We start from a position of credibility given that the big success story of British social democracy in the last twelve years has been the rescue, revival, and rehabilitation of public services as a vital part of our national life. Britain's welfare state and public services survived the Thatcher/Major era – but only just.
Since 1997 Labour has, in effect, saved the NHS, transformed educational standards and dramatically widened access to educational opportunity. These achievements are now taken for granted, almost discounted by those to the right and left of us. It has led to public service innovation, with the introduction and dramatic expansion of Sure Start and Children's Centres, for example, and modernised the delivery of existing services with for example, the establishment of NHS Trusts and academies.

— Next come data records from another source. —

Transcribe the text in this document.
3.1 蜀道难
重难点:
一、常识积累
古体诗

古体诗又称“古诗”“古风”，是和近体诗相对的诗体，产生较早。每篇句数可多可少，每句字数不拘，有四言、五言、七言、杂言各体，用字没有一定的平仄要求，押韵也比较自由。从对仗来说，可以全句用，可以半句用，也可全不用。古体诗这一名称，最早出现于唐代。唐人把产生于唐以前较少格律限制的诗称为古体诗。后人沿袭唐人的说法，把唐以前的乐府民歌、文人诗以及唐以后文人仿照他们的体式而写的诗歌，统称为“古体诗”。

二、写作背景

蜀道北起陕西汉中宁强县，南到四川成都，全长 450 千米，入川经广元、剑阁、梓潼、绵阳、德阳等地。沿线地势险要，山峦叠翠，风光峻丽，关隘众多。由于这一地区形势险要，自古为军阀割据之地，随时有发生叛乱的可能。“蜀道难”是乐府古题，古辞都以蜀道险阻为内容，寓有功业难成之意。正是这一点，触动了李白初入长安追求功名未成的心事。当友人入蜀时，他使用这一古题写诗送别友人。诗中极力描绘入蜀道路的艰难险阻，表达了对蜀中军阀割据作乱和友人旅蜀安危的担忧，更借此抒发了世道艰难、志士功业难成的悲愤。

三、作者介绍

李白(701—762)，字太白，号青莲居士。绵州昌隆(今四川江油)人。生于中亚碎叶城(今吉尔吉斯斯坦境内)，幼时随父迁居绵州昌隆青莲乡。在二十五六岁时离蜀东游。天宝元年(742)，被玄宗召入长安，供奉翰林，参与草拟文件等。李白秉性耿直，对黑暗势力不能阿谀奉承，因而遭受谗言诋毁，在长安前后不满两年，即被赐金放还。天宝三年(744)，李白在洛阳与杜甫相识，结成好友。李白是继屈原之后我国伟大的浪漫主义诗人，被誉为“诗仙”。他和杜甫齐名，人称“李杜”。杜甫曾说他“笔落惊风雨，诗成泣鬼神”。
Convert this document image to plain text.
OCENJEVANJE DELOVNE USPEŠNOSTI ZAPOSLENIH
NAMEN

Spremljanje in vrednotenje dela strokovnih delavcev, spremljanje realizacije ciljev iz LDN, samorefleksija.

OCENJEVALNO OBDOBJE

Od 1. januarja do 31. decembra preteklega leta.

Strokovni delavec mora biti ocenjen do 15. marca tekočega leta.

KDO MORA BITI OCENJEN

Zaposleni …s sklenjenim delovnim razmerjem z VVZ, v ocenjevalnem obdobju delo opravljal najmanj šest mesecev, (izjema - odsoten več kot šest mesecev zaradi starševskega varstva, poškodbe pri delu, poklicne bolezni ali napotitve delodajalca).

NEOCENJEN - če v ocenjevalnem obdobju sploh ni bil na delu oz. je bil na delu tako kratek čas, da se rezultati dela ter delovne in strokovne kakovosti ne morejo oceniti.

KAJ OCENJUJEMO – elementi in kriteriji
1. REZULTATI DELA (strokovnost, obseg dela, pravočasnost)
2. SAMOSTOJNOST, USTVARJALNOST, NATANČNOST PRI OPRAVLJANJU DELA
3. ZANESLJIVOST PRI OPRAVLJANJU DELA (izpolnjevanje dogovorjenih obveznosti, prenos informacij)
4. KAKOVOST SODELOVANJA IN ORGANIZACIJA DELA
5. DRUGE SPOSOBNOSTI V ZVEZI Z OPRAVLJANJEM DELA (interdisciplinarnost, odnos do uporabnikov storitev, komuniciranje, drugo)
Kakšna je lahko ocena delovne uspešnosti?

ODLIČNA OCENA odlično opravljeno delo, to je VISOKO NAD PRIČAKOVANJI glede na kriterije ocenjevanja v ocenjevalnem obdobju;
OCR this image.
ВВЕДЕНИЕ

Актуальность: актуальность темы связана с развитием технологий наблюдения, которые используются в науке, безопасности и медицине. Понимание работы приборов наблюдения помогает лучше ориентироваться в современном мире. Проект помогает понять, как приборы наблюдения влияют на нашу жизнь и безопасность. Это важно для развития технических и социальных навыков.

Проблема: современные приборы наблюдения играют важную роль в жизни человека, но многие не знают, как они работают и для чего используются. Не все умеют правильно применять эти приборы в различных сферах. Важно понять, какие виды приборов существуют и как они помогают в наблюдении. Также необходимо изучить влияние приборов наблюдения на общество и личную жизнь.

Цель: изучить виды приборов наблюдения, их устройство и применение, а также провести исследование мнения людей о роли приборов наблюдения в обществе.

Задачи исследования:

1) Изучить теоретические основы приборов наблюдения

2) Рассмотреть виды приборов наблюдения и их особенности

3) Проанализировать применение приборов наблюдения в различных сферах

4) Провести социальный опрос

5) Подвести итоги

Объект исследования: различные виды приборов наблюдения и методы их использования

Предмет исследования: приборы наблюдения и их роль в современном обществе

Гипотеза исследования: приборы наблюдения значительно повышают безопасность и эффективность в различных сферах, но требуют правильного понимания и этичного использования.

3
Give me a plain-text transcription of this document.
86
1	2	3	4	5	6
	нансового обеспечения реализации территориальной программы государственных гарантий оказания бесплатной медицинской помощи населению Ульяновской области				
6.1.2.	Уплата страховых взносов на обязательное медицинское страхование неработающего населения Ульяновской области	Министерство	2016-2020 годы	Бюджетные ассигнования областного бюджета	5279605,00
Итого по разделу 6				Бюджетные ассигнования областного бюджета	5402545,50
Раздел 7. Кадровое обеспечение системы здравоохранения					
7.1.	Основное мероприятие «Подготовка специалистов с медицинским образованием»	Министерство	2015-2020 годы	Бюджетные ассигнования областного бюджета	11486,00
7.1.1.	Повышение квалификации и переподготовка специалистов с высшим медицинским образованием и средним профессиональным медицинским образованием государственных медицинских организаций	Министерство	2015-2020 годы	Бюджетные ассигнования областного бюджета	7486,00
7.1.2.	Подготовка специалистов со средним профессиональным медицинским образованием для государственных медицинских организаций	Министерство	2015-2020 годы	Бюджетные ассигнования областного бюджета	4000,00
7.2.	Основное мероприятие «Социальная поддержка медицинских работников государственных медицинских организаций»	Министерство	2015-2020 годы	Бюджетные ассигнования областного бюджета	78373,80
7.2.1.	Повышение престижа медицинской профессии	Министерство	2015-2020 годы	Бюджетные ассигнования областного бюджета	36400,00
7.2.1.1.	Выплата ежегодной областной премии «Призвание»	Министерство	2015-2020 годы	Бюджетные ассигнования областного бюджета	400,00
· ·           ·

And all this has required a huge injection of additional cash. The New Labour mantra of "invest and reform" summed up a policy which has seen public spending on the NHS double in real terms since we took office. Per pupil funding in schools has also doubled. At the same time public service delivery has been opened up to a diversity of providers with a new range of choice for patients, parents and service users.
So, while the headlines may be about belt-tightening, the subtext is a much more important repositioning of the Labour argument towards a reform agenda, and away from the rather unproductive early efforts to appease its leftwing critics.
Labour, then, have always been committed "state reformers" and should feel no nervousness about the label. Rather, today's challenges require us to accelerate the pace of reform......The way forward is not to get rid of individual service entitlements as the Tories propose. It is to set a framework that allies these entitlements that the public rightly expects to the creation of a greater space for our public servants in how they deliver the services for which they are responsible.
To be fair, Ed Balls, who has been criticised for his attitude to reform, effectively pre-empted this repositioning with his academies blitz last week, as Mandelson reminds us. Alastair Darling has already shifted the spending argument and Andy Burnham at health is a strong reformer by instinct.
Once the argument is coherently and consistently framed again in these terms, Labour is in a stronger position to deal with the details of Michael Gove's school proposals and the vacuousness of BMA spokesman Andrew Lansley's health policy. This speech could prove to be a very important turning-point in the pre-election debate.